Before the suit went to trial, Red Dog, BrightRidge and the county agreed to work toward a settlement. In June 2022, the commission approved a settlement that called for Red Dog to pay penalties totaling more than $200,000, relocate to the Washington County Industrial Park in Telford by the end of 2024, purchase the site for the new mine, and agree to penalties for decibel readings above 60 decibels.

The deal drew fresh public opposition from people living around the industrial park, and before it had time to be voted on in final form, a countywide election had changed the complexion of the commission. A follow-up vote on Nov. 28, 2022 failed 13-2, and early this year Washington County Chancery Court Judge John Rambo set a trial for Feb. 5-7, 2024.

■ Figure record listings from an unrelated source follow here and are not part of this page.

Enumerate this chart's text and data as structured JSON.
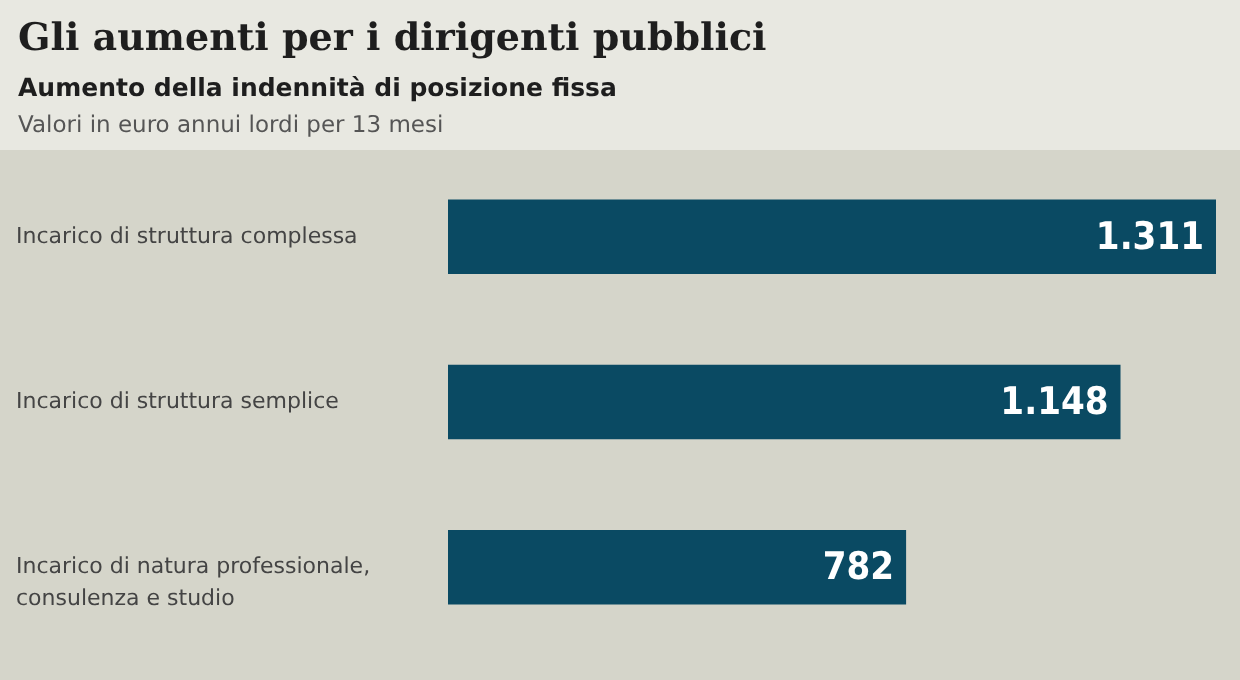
{
  "chart_data": {
    "type": "bar",
    "orientation": "horizontal",
    "title": "Gli aumenti per i dirigenti pubblici",
    "subtitle": "Aumento della indennità di posizione fissa",
    "annotations": [
      "Valori in euro annui lordi per 13 mesi"
    ],
    "categories": [
      "Incarico di struttura complessa",
      "Incarico di struttura semplice",
      "Incarico di natura professionale, consulenza e studio"
    ],
    "values": [
      1311,
      1148,
      782
    ],
    "color": "#0a4a63",
    "value_labels": [
      "1.311",
      "1.148",
      "782"
    ]
  }
}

Red Dog parent co. lost $22 million first 6 months of 2023

The county will be negotiating with a wounded company that once had massive growth plans and hopes of going public. GRIID entered an agreement in late 2021 with a special purpose acquisition company, Adit EdTech, to take it public. There was much talk of a $3.3 billion value and growing from about 50 megawatts of capacity to more than 1,000.

None of that happened, and when the price of Bitcoin plummeted in the spring of 2022, the company — with roughly half its production capacity in Limestone — found itself unable to pay its creditors. It restructured its loan and as of late 2022, owed more than $57 million.

Through the first six months of 2023, GRIID posted an operating loss of $9.4 million and a total loss of $22 million according to Adit EdTech SEC filings. The public offering has continued to be delayed, and the prospects of GRIID having the capacity to construct a new mining operation in Washington County would depend on the appetite of Blockchain Access, GRIID’s primary lender, to spend additional capital to stand up a new facility.